Cécile Pigné s’est alors rendue directement sur les lieux et a constaté les dégâts avec stupeur :

Ils avaient coupé tous les arbres, ils avaient cassé les meubles de mes grands-parents qui étaient des belles antiquités… Ils avaient tout vidé, ma chambre d’enfant, ma collection de poupées… Il ne restait plus rien, même pas une cuillère. Je ne sais pas où tout est parti, ils ont certainement tout vendu ! 

Paniquée, elle a appelé directement la police qui est venue sur place. « Mais ils n’ont rien pu faire car les squatteurs avaient ouvert des compteurs d’eau et d’électricité plus de 48 heures avant que je les prévienne… Et la loi les protège.

Je les voyais détruire les meubles devant mes yeux mais je ne pouvais rien faire. Il fallait que je parte, que la police s’en aille. Ils sont désormais chez eux.

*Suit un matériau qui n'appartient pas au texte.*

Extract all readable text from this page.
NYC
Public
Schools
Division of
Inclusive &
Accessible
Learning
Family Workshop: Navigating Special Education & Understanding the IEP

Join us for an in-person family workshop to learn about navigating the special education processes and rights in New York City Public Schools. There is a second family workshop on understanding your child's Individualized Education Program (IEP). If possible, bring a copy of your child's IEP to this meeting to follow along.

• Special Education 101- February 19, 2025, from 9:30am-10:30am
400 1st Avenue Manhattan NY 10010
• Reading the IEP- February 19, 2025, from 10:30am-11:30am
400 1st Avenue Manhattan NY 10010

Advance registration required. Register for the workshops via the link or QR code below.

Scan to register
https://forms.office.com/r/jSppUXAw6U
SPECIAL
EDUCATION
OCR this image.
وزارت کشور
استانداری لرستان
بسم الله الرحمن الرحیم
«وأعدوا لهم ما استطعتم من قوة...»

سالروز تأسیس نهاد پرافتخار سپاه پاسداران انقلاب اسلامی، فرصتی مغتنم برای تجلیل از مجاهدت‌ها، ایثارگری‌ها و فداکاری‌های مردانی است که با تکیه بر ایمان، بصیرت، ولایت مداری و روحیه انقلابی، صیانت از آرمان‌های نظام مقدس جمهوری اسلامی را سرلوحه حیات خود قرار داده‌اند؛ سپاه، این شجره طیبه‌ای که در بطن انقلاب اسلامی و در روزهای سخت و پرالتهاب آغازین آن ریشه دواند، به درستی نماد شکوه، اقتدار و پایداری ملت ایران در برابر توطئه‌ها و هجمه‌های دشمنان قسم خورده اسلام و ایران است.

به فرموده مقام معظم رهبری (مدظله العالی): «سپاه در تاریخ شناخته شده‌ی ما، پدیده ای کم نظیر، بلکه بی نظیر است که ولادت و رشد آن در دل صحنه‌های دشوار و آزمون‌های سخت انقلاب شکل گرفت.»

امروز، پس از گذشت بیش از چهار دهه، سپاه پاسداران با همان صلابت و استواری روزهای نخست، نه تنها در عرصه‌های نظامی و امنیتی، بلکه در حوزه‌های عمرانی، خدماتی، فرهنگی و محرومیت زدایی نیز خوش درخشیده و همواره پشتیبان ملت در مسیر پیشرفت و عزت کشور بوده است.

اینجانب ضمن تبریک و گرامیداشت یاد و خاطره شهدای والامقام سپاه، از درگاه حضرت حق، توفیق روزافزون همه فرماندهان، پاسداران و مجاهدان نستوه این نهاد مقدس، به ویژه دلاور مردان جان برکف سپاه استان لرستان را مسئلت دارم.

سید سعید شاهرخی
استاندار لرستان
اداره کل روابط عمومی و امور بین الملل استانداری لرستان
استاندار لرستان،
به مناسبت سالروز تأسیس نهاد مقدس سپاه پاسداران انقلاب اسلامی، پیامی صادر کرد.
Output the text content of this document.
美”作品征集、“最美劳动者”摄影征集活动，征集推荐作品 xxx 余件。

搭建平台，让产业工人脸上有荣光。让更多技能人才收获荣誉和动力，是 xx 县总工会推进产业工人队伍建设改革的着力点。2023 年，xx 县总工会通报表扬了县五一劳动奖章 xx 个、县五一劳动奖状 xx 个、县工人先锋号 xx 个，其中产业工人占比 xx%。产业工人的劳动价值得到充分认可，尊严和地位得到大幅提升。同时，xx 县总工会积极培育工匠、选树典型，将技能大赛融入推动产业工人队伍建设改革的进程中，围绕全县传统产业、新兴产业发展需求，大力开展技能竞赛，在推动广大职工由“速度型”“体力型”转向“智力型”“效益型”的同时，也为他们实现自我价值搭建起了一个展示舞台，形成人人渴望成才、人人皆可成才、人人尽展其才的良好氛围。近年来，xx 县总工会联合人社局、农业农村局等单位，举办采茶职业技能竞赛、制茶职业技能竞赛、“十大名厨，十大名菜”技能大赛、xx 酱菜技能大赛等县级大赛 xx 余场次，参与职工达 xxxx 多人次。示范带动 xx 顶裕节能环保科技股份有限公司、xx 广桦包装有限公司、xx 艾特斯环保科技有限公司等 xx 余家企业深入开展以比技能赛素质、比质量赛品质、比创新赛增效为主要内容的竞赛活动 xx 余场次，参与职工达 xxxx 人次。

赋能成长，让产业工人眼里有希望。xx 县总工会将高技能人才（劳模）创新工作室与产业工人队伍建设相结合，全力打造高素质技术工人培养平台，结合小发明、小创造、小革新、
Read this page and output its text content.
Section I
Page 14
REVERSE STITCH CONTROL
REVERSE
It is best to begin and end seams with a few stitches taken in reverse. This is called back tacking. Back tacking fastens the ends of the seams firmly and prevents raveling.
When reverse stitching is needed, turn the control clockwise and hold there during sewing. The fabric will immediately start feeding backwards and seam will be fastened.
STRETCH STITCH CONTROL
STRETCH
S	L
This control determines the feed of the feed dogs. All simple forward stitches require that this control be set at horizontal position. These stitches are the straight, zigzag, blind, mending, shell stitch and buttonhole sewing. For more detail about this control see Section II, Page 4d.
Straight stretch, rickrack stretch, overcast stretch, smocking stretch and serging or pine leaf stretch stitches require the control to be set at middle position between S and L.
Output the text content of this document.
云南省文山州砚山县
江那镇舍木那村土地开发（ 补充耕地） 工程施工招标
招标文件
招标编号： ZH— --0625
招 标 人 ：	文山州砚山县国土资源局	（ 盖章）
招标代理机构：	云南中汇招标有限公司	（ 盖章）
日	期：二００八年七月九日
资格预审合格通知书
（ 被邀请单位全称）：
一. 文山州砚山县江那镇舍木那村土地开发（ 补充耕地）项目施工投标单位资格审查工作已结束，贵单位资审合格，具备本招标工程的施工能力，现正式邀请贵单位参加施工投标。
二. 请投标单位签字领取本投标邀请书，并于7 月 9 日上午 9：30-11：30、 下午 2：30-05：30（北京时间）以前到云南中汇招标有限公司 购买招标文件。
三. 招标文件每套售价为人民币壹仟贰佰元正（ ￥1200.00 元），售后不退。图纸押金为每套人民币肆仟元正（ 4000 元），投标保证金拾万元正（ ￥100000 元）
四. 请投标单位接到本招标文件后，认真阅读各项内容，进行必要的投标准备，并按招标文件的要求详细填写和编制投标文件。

Je n’ai pas le droit de les expulser, c’est terrible. »

Cécile Pigné a même vu défiler des artisans dans sa maison. « Ils ont fait venir des peintres, ils ont enlevé toute la tapisserie, mis du carrelage… C’est incroyable. » Elle n’a pas pu porter plainte contre le squat « car ils sont désormais chez eux ». « Mais j’ai porté plainte pour dégradations et violation de domicile car ils sont entrés par effraction et ça se voit. »

Cécile Pigné déplore que de nombreux arbres aient été coupés sur le terrain de sa maison, 14 rue des écoles à Oissel.
 
Cécile Pigné déplore que de nombreux arbres aient été coupés sur le terrain de sa maison à Oissel. (©ML/76actu)

La maison de son enfance

Cécile Pigné ne vit pas au quotidien dans cette maison. Elle vit avec sa famille dans une autre ville de l’agglomération de Rouen. Mais cette maison a vu grandir la quinquagénaire à partir de ses neuf ans, « j’ai été élevée par mes grands-parents ». Lorsque sa grand-mère décède, il y a neuf ans, l’aide-soignante hérite pour moitié de cette maison. « L’autre moitié appartient à ma mère. La maison a été vide pendant neuf ans car c’était un héritage compliqué. »

Cécile Pigné voulait vendre, pas sa mère. « Mais elle va être placée sous tutelle pour des raisons de santé, je comptais donc mettre en vente en décembre 2020, explique-t-elle. Mais là, je ne sais pas ce qu’il va se passer… »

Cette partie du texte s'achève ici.